Esses pontos de relay ou transferência encaminham o acesso a esses modelos de IA por meio de servidores proxy hospedados fora da China continental.

Os serviços são anunciados em marketplaces chineses como Taobao e Xianyu.

Em um estudo publicado em março de 2026, acadêmicos do CISPA Helmholtz Center for Information Security identificaram 17 APIs sombra que afirmam oferecer acesso a serviços oficiais de modelos sem limitações regionais, por meio de acesso indireto.

Uma avaliação de desempenho desses serviços encontrou evidências de substituição de modelo, expondo aplicações de IA a riscos de segurança não intencionais.
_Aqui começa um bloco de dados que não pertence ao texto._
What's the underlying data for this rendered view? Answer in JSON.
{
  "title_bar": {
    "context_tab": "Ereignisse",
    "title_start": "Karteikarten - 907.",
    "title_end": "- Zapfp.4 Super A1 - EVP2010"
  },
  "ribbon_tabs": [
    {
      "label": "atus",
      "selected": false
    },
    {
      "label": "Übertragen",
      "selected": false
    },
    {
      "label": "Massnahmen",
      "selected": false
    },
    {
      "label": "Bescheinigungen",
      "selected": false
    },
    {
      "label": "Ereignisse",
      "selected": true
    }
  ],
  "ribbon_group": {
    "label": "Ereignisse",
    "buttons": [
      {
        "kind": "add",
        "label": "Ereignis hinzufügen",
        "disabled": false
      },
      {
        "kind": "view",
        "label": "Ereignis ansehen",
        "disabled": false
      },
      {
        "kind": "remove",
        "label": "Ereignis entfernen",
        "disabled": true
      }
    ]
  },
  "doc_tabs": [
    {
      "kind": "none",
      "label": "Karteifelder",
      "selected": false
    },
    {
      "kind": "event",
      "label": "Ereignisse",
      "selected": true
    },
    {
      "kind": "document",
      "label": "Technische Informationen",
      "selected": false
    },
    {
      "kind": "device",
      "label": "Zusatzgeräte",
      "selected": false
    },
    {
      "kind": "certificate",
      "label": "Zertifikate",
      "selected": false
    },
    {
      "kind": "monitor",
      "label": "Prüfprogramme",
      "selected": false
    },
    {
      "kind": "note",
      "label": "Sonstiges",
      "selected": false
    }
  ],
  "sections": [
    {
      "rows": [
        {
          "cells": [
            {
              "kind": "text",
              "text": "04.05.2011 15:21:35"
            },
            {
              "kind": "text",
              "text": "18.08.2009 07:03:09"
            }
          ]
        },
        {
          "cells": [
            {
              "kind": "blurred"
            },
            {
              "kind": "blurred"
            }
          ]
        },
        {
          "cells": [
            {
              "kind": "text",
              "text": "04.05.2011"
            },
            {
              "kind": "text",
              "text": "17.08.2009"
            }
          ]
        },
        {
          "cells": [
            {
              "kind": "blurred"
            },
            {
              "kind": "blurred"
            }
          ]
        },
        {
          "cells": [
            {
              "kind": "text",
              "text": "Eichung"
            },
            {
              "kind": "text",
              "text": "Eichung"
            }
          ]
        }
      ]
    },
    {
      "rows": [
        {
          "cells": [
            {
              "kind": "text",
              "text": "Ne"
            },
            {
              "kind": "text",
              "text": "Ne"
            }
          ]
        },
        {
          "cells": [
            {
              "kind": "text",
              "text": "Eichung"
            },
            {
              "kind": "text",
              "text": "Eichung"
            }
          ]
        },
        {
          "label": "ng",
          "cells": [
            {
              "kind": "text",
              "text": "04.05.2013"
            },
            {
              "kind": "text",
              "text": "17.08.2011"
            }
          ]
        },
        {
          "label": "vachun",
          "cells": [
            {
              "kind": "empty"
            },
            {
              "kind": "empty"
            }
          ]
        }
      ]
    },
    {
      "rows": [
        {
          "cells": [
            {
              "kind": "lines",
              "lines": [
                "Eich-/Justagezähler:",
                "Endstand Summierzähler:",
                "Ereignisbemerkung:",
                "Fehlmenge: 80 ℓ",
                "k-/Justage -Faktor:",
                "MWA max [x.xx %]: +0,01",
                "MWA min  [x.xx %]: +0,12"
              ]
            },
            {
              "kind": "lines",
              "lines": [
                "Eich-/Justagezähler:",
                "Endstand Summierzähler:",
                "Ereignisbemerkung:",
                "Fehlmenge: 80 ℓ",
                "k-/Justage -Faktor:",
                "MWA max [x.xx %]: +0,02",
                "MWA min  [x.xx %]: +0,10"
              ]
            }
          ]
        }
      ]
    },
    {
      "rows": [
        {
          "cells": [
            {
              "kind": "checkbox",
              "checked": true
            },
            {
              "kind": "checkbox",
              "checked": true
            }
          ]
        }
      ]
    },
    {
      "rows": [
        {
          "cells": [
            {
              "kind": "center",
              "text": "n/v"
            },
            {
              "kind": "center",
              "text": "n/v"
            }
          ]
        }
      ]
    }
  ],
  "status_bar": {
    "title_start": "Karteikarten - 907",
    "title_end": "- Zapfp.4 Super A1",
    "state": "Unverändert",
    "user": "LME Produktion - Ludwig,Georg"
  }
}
“Em benchmarks médicos de alto risco como o MedQA, a precisão do modelo Gemini-2.5-flash cai drasticamente, de 83,82% com a API oficial para cerca de 37,00% em todas as APIs sombra examinadas”, afirmaram os pesquisadores no artigo.

Além disso, os serviços de proxy podem capturar todos os prompts e respostas que passam por seus servidores, dando aos operadores acesso ilegal a um tesouro de dados que poderia ser usado para ajuste fino de modelos e para a realização de destilação de conhecimento ilícita.

Nos últimos meses, ambientes de IA também passaram a ser alvo de adversários como o TeamPCP, também conhecido como UNC6780, expondo desenvolvedores a ataques de supply chain e permitindo que invasores se aprofundem mais em redes comprometidas para exploração posterior.

“Por exemplo, threat actors com acesso aos sistemas de IA de uma organização poderiam usar modelos e ferramentas internas para identificar, coletar e exfiltrar informações sensíveis em escala ou executar tarefas de reconhecimento para avançar dentro de uma rede”, disse o Google.

“Embora o nível de acesso e o uso específico dependam muito da organização e da dependência comprometida, este estudo de caso demonstra a ampliação do cenário de ameaças de supply chain de software para sistemas de IA.”